This SAS tip is from Robert Virgile and his book “SAS Macro Language Magic: Discovering Advanced Techniques”.
We hope you find this tip useful. You can also read an excerpt from Virgile’s book.
In macro language, as in life, timing is everything. Macro language students need to learn the timing of the DATA step, the timing of macro language, and the relationship between the two.
Let’s begin with the DATA step. All DATA steps operate in two separate phases:
- The compilation phase. In a nutshell, the software checks the syntax of the DATA step statements, and sets up storage space in memory to hold each variable.
- The execution phase. Given that there are no syntax errors, the software executes the DATA step … reading data, performing calculations, outputting results.

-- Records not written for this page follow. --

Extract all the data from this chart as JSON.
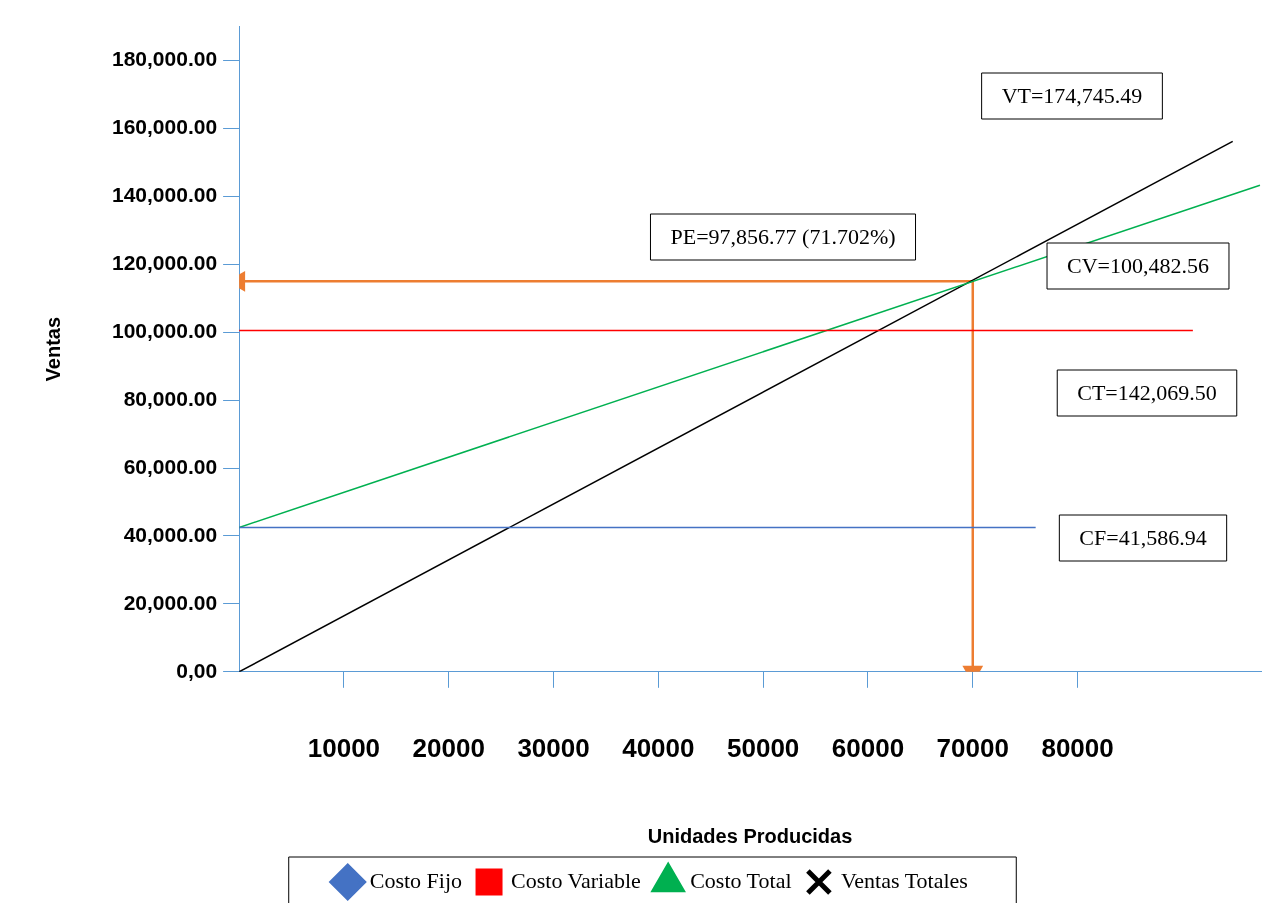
{
  "chart_data": {
    "type": "line",
    "xlabel": "Unidades Producidas",
    "ylabel": "Ventas",
    "xlim": [
      0,
      97500
    ],
    "ylim": [
      0,
      190000
    ],
    "xticks": [
      10000,
      20000,
      30000,
      40000,
      50000,
      60000,
      70000,
      80000
    ],
    "yticks": [
      {
        "value": 0,
        "label": "0,00"
      },
      {
        "value": 20000,
        "label": "20,000.00"
      },
      {
        "value": 40000,
        "label": "40,000.00"
      },
      {
        "value": 60000,
        "label": "60,000.00"
      },
      {
        "value": 80000,
        "label": "80,000.00"
      },
      {
        "value": 100000,
        "label": "100,000.00"
      },
      {
        "value": 120000,
        "label": "120,000.00"
      },
      {
        "value": 140000,
        "label": "140,000.00"
      },
      {
        "value": 160000,
        "label": "160,000.00"
      },
      {
        "value": 180000,
        "label": "180,000.00"
      }
    ],
    "legend": "bottom",
    "series": [
      {
        "name": "Costo Fijo",
        "color": "#4472c4",
        "x": [
          0,
          76000
        ],
        "values": [
          42500,
          42500
        ]
      },
      {
        "name": "Costo Variable",
        "color": "#ff0000",
        "x": [
          0,
          91000
        ],
        "values": [
          100500,
          100500
        ]
      },
      {
        "name": "Costo Total",
        "color": "#00b050",
        "x": [
          0,
          97400
        ],
        "values": [
          42500,
          143300
        ]
      },
      {
        "name": "Ventas Totales",
        "color": "#000000",
        "x": [
          0,
          94800
        ],
        "values": [
          0,
          156200
        ]
      },
      {
        "color": "#ed7d31",
        "x": [
          0,
          70000,
          70000
        ],
        "values": [
          115000,
          115000,
          0
        ]
      }
    ],
    "annotations": [
      "VT=174,745.49",
      "PE=97,856.77 (71.702%)",
      "CV=100,482.56",
      "CT=142,069.50",
      "CF=41,586.94"
    ]
  }
}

Macro language statements may have an impact on step 1, the compilation phase. The resolution of macro variables affects the statements within the DATA step:
%let dataset=MALES; data &dataset; set everyone; if gender='M'; run;
During the compilation phase of the DATA step, &DATASET resolves into MALES. Therefore, the name of the output data set becomes MALES. However, macro language statements impact only the compilation phase, not the execution phase of the DATA step. This concept forms a frequent stumbling block when learning macro language. To illustrate, consider this DATA step (before the programmer complicated it by adding macro language):
data MALES FEMALES; set everyone; if gender='M' then output MALES; else if gender='F' then output FEMALES; run;
Perhaps the programmer was trying to learn macro language, and using this as an experiment. Perhaps the programmer sought job security. But the simple DATA step above morphed into this nonworking version:
data MALES FEMALES; set everyone; if gender='M' then do; %let dataset=MALES; end; else if gender='F' then do; %let dataset=FEMALES; end; output &dataset; run;
Mistakenly, the programmer believed that %LET statements could execute as part of the DATA step. That is just never true. %LET statements execute immediately … in this case before the compilation phase of the DATA step completes. So the order of execution of these statements is:
%let dataset=MALES; %let dataset=FEMALES; data MALES FEMALES; set everyone; if gender='M' then do; end; else if gender='F' then do; end; output FEMALES; run;
Clearly, the program revisions alter the outcome, forcing every observation into a single data set. Remember these basics:
- %LET statements are never part of a DATA step. Macro language statements execute immediately, and do not wait for the DATA step to begin executing.
- If you need to control macro variables (either assigning or retrieving a value) while the DATA step executes, tools exist. But they are DATA step tools, not macro language tools. The primary ones, CALL SYMPUT and SYMGET, will become the subject of a future article.
Let’s consider another example that both illustrates timing and illustrates a basic use of CALL SYMPUT. Once again, improper use of macro language complicates the program. Here is the original version, without macro language:
data percentages; state_pop=0; do until (last.state); set cities; by state; state_pop + city_pop; end; do until (last.state); set cities; by state; percent_pop = city_pop / state_pop; output; end; run;
For each STATE:
- The top DO loop computes STATE_POP (the total population for the STATE).
- The bottom DO loop reads the same observations, computes PERCENT_POP for each, and outputs the result.
Now a macro language student might attempt a slightly different, nonworking variation:
data percentages; state_pop=0; do until (last.state); set cities; by state; state_pop + city_pop; end; call symputx ('denom', state_pop); do until (last.state); set cities; by state; percent_pop = city_pop / &denom; output; end; run;
Bad timing is the critical issue:
- Before the DATA step runs, &DENOM does not exist.
- The software doesn’t begin to run the DATA step until it encounters the RUN statement.
- By that time, the reference to &DENOM has already been encountered, generating an error.
There are many ways to introduce timing errors. The remedy begins with understanding the relationship between macro language statements, DATA step compilation, and DATA step execution. Most importantly, macro language statements execute immediately, and are never part of DATA step execution.